Nonprofits Team Up to Curb Hunger With New National Funding (The Garden Island)
This piece originally appeared in The Garden Island on September 7, 2022.
Four Hawai‘i nonprofits are jointly launching a new effort to end hunger in the state, thanks to new funding from MAZON: A Jewish Response to Hunger, a leading national anti-hunger organization.
Hawai‘i Appleseed Center for Law &Economic Justice, Hawai‘i Children’s Action Network, Hawai‘i Foodbank and Hawai‘i Public Health Institute will advocate to improve the public policies and systems that are currently falling short for Hawai‘i’s families.
More than 130,000 Hawai‘i residents don’t have enough to eat, including over 50,000 keiki, according to Feeding America.
“No one in Hawai‘i should go hungry,” said Deborah Zysman, executive director of Hawai‘i Children’s Action Network. “Thanks to this funding from MAZON, our four organizations will be able to fight for policy-based solutions and end the vicious cycle of neglect and economic struggle, especially among our most-vulnerable populations.”
The four nonprofits are among 13 new partners in MAZON’s Emerging Advocacy Fund, a nationwide effort to support and expand grassroots anti-hunger work in the states most impacted by food insecurity.

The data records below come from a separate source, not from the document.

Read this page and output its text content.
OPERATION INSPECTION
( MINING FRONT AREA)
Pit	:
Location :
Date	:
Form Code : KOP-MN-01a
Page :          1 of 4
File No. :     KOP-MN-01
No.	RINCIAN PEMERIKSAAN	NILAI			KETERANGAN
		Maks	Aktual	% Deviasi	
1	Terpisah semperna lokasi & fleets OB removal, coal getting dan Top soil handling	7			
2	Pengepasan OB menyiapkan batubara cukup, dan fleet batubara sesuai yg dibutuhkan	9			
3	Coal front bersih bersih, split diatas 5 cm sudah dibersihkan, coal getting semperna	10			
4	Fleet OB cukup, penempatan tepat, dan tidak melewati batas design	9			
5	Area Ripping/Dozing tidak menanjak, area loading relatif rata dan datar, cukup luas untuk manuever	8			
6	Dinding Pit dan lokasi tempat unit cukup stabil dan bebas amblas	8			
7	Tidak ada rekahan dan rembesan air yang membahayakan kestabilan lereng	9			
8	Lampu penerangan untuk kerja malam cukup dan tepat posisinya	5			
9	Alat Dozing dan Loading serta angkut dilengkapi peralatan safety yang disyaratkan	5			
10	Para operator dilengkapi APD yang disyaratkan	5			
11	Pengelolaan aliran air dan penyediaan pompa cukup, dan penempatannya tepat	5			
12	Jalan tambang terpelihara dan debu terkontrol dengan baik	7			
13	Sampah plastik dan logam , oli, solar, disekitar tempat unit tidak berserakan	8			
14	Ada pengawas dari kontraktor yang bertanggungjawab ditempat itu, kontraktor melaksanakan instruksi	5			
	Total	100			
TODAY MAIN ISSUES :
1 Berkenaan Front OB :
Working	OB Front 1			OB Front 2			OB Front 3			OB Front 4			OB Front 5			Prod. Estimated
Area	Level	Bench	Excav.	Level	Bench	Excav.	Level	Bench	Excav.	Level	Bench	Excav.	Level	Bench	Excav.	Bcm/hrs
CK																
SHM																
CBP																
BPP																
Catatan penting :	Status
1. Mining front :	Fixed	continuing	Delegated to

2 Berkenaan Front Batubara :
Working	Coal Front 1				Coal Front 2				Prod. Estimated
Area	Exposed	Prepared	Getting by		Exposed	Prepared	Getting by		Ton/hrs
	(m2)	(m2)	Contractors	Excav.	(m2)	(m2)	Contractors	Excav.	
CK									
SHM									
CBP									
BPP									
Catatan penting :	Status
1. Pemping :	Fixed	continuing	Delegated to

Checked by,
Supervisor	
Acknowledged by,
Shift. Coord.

“With nearly four decades of experience fighting hunger in this country, we know that people in some states face greater barriers to food security, but no one deserves to be hungry, regardless of circumstance or ZIP code,” said Mia Hubbard, vice president of programs at MAZON: A Jewish Response to Hunger.
“We understand the value and vitality of building a strong, resilient anti-hunger advocacy infrastructure, and we are more committed than ever to listen to, learn from and support communities facing high rates of food insecurity,” Hubbard said.
Over five years, the Emerging Advocacy Fund has invested in more than 50 other organizations in 19 states and Puerto Rico, and this latest allocation increases its total giving in the U.S. to more than $9.1 million. MAZON also invests in strategic partners in Israel and Indian Country.
“Sadly, Hawai‘i is consistently ranked among the bottom of all states for its performance in delivering meals to children,” said Daniela Spoto, Hawai‘i Appleseed’s director of anti-hunger initiatives.
“This new funding will allow our four nonprofits to work with families, policymakers, state agencies and other community organizations to collectively create solutions to the urgent issue of hunger facing our families,” Spoto said.